« Les premiers agissements sexistes laissent ouverte la voie à d'autres violences allant jusqu'au viol ou au féminicide ».
Telle est la conviction des membres de l'association Osez le Féminisme qui milite entre autres contre l'industrie pornographique qui diffuse des vidéos contenant dans 90% des cas des violences physiques et sexuelles.
A l'occasion des journées du mois de novembre contre les violences faites aux femmes, une conférence organisée à Rennes a permis de faire le point sur ce sujet rarement abordé et qui pourtant est souvent la première représentation des relations sexuelles à laquelle ont accès les jeunes voire désormais les enfants.
L'objectif d'OLF n'est pas de se présenter comme un mouvement « moralisateur » mais bien d'alerter sur une réalité qui contribue chaque jour à renforcer les stéréotypes de genre et à consolider les inégalités entre filles et garçons. Des arguments étayés par le rapport du Haut Conseil à l'Egalité qui demandait dès septembre 2023 la « fin de l'impunité de l'industrie pornographique » parlant même de « pornocriminalité ».
L'envie de reproduire les images, la peur de refuser
« La pornographie c'est de la prostitution filmée » déclarent Céline Marfaing et Maïna Cerniawsky, membres de l'association nationale, invitées par OLF 35 fin novembre à Rennes, qui rappellent que les « actrices » des vidéos pornographiques ne sont jamais consentantes pour les scènes de violences et très largement exploitées.
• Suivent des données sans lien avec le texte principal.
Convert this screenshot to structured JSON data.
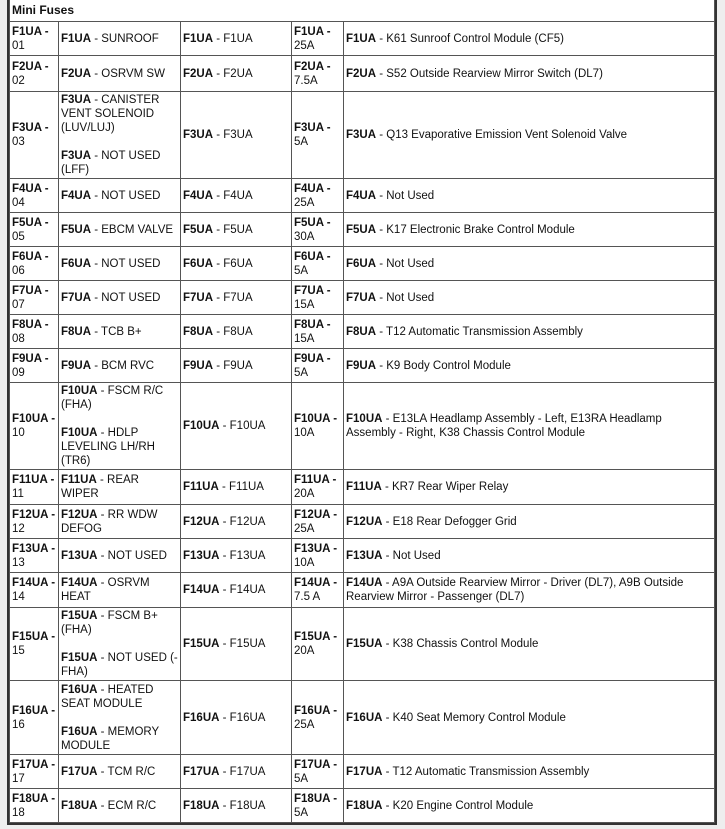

Elles dénoncent des films érotisant la violence jusqu'à en faire des modèles. 70% des jeunes hommes qui consomment régulièrement de la pornographie déclarent ainsi dans les enquêtes avoir envie d'essayer avec leurs partenaires ce qu'ils voient à l'image. Et 42% pensent que les filles apprécient les actes d'agression sexuelle. Parmi ces mêmes garçons consommateurs d'autres déclarent renoncer aux relations sexuelles avec les filles dont ils sont amoureux car ils ne veulent pas « leur faire mal ».
De leur côté, les jeunes filles, socialisées également avec ce type de représentations violentes, se sentent contraintes d'accepter des situations de violences physiques ou psychologiques par « peur d'être quittées ». La pornographie renforce la valorisation de la soumission des filles et des femmes en banalisant la violence comme normale voire attendue dans les actes sexuels. Les adolescentes qui consomment de la pornographie, préviennent les militantes d'OLF, sont quatre fois plus susceptibles d'être victimes de violences sexuelles.
Un problème de santé publique et le renforcement des inégalités
Outre les violences sexistes et sexuelles, la pornographie véhicule des violences racistes et homophobes. Elle joue sur les stéréotypes coloniaux réduisant les femmes à des identités fantasmées : la femme noire animalisée, la femme asiatique soumise et infantilisée, etc.
On ne peut que s'alarmer de l'emprise de ce type d'images sur des adolescent.e.s au moment où ils et elles construisent leur imaginaire sexuel et amoureux. En particulier lorsque ces vidéos représentent un tiers du trafic sur internet et touchent plus de deux millions de mineur.e.s chaque mois en France. Elles sont accessibles librement et gratuitement à partir de n'importe quel téléphone, à toute heure pour une consommation largement masculine (73%) mais aussi de plus en plus jeune. La première exposition à des images pornographiques (involontaire évidemment) se fait généralement dès l'âge de dix ans.
Les conséquences sont nombreuses à la fois en termes de santé publique et de renforcement des inégalités et des codes sociaux genrés, la domination et la prise d'initiative pour les uns, la soumission pour les autres. Pour les jeunes femmes, des pratiques violentes peuvent avoir des conséquences graves sur leur santé physique et/ou mentale, parfois longtemps après les faits.
Peu à peu la conscientisation de la violence s'estompe pour produire des générations désensibilisé.e.s à la violence et la misogynie se radicalise en lien notamment avec la montée des idées masculinistes. Voilà quelques mois une enquête a mis au jour qu'un garçon sur quatre entre 18 et 25 ans pense qu'il est parfois normal d'avoir recours à la violence pour se faire respecter dans son couple. « Le discours pornographique est incompatible avec la lutte contre les violences sexistes et sexuelles et avec l'émancipation sexuelle de tous et toutes » assure le HCE en conclusion de son rapport.
OLF de son côté multiplie les campagnes d'alerte notamment contre les opérateurs téléphoniques qui viennent de trouver une parade aux interdictions récentes d'accès aux plateformes pornographiques par les mineur.e.s.